Awards & Achievements
In 1918, he was conferred the title of Officer of the Most Excellent Order of the British Empire.
In 1922, he was awarded the prestigious Smith’s Prize for an essay on the darkening of the limb of a stellar disk.
In 1935, he received the Royal Astronomical Society Gold Medal.
In 1941, he was awarded the Royal Medal by the Royal Society.
In 1945, he became the recipient of distinguished Bruce Medal, one of the highest honors in the field of astronomy. It was awarded by the Astronomical Society of the Pacific for his outstanding lifetime contributions to astronomy.
‘Milne’, a large lunar crater located in the southern hemisphere on the far side of the Moon is named after him.

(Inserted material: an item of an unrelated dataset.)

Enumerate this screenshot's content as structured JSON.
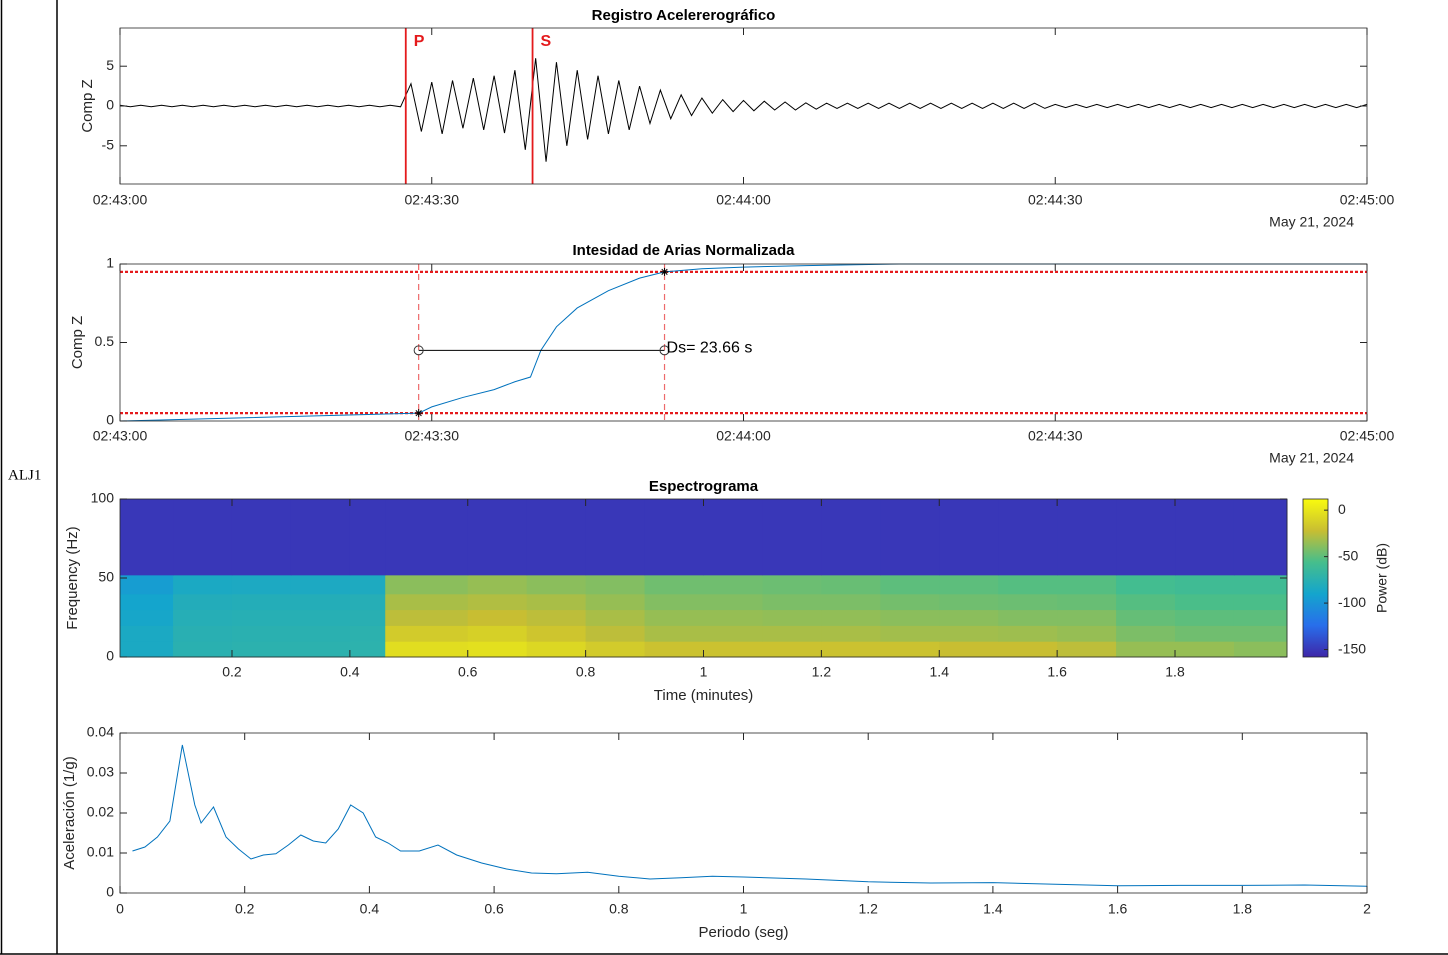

‘11767 Milne’, an asteroid discovered in 1971, was named in his honor.
Personal Life & Legacy
In 1928, he married Margaret Campbell. They were blessed with two daughters and a son. Unfortunately, Margaret died during the birth of their son.
In 1940, he married again, this time to Beatrice Brevoort Renwick. They had a daughter but unfortunately, Beatrice also died in 1945.
He died of a heart attack on September 21, 1950, at the age of 54, in Dublin, Ireland while preparing to give a set of lectures.